A few weaknesses of this study need to be addressed. Firstly, we have chosen for a CXR within 24 hours after drainage as the endpoint, as it can be reviewed independently. The use of ultrasound would be incorporated in further studies as well as it informs instantly about lung expansion and is sensitive too. In most patients (n=32) CXR was performed immediately after drainage. CXR was obtained 1 day afterward in only 2 patients, and was reported to show 1 expanded lung after complete drainage and 1 not-expanded lung after incomplete drainage. The latter might have been drained completely initially, and the fluid might have reaccumulated in the time between drainage and CXR. Secondly, besides an expanded lung and a trapped lung, a third entity has been described: lung entrapment.17 Pleural pressure curves of those patients are biphasic. Initial parts of these curves are similar to expanded lungs. The second phase of those curves show a steep decline in pleural pressure.

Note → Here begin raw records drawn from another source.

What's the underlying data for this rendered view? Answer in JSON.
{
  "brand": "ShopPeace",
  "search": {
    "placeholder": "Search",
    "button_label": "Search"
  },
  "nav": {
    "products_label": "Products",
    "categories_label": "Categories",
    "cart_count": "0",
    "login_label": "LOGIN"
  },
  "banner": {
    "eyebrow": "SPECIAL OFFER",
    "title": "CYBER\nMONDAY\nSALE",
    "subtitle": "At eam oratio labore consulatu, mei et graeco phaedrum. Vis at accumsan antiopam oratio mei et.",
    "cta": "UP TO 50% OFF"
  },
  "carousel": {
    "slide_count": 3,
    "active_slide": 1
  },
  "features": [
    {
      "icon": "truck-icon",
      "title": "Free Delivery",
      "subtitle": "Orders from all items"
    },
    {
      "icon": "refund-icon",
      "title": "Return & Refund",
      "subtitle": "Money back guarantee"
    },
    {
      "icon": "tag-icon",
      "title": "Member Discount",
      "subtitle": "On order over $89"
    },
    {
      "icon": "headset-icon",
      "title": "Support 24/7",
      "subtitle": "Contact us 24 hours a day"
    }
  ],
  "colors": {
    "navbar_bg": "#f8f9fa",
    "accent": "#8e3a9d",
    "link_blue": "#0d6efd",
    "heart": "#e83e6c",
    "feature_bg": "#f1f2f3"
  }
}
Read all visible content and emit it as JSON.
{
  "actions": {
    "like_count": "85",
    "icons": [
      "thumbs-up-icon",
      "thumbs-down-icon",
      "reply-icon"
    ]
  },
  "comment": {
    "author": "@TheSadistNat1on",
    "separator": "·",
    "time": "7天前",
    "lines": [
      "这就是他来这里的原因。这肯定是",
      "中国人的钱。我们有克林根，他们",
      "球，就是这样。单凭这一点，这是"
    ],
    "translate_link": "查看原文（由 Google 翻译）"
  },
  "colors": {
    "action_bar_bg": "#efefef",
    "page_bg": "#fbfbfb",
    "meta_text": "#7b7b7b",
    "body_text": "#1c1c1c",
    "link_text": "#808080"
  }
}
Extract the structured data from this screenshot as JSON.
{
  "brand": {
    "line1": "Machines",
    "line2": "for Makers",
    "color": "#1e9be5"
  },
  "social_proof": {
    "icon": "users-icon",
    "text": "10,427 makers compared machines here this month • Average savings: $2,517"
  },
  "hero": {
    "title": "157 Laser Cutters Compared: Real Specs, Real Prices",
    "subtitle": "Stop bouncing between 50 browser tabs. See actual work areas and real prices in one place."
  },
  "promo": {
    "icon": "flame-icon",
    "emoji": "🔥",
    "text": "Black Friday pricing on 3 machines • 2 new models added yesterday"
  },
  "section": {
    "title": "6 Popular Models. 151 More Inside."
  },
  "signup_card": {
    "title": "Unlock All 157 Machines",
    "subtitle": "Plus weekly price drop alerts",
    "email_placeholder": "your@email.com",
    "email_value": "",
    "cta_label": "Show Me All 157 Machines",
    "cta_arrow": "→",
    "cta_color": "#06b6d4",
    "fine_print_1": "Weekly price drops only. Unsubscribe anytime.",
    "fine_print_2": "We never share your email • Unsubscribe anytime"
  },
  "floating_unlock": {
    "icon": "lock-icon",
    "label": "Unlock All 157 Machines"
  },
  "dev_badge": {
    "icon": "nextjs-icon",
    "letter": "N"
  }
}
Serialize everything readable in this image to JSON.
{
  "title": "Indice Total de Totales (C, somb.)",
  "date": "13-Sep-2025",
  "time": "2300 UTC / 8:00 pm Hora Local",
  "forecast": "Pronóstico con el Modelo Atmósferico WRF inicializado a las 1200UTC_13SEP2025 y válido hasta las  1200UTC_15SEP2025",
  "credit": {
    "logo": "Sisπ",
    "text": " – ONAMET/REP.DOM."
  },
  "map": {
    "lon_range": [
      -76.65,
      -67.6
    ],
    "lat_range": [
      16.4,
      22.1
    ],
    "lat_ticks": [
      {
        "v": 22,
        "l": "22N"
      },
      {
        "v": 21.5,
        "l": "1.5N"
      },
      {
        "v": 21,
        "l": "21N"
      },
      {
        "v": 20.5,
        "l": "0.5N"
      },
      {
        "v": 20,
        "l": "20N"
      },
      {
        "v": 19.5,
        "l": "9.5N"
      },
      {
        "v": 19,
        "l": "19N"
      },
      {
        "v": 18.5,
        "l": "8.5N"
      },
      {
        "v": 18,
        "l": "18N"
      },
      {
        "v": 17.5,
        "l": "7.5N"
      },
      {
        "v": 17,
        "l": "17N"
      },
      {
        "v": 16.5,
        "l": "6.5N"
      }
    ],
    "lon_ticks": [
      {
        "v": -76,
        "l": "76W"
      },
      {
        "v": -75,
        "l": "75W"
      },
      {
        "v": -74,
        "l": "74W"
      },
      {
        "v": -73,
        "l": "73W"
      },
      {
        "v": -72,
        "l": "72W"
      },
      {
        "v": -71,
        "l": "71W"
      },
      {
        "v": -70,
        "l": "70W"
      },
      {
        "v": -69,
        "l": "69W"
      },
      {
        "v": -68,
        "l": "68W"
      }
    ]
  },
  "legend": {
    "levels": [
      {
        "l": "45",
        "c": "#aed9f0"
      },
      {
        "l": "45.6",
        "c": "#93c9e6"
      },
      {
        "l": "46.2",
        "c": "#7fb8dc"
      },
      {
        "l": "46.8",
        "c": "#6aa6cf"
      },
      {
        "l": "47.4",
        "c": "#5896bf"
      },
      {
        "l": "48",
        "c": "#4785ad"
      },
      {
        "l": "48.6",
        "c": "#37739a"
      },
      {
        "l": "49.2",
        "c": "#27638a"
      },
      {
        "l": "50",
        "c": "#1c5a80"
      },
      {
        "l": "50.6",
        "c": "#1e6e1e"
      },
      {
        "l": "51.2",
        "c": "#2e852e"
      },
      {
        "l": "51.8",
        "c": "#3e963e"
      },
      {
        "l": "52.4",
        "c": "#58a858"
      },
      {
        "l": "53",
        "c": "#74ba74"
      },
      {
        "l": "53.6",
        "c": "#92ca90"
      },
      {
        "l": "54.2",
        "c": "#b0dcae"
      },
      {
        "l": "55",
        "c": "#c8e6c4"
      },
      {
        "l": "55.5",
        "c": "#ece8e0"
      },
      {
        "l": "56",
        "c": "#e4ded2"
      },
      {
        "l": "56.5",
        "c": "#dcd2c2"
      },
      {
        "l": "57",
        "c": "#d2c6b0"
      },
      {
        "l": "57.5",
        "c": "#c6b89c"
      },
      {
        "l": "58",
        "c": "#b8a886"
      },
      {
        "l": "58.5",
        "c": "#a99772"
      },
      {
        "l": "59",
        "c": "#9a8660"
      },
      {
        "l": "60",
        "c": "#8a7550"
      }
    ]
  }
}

These patients can therefore not be identified at the earliest phase of drainage. Serial pleural pressure swing measurements would help to identify lung entrapment as well, but this contrasts the purpose of this study (ie, early recognition of the not-expanded lung).
Further studies are required before a validated cutoff level of pleural pressure swing can be used to predict lung expansion. In contrast to previous studies in which series of interval measurements were performed, only 1 single measurement can be associated with a not-expanding lung. Whether high-temporal pressure measurements are predictive for pleurodesis success and RPE identification should also be tested in a larger cohort. Reducing the number of required interval measurements makes pleural manometry a more attractive procedure.
The authors thank Prof. Dr Vonk-Noordegraaf, who reviewed the draft manuscript and who provided them with valuable advices.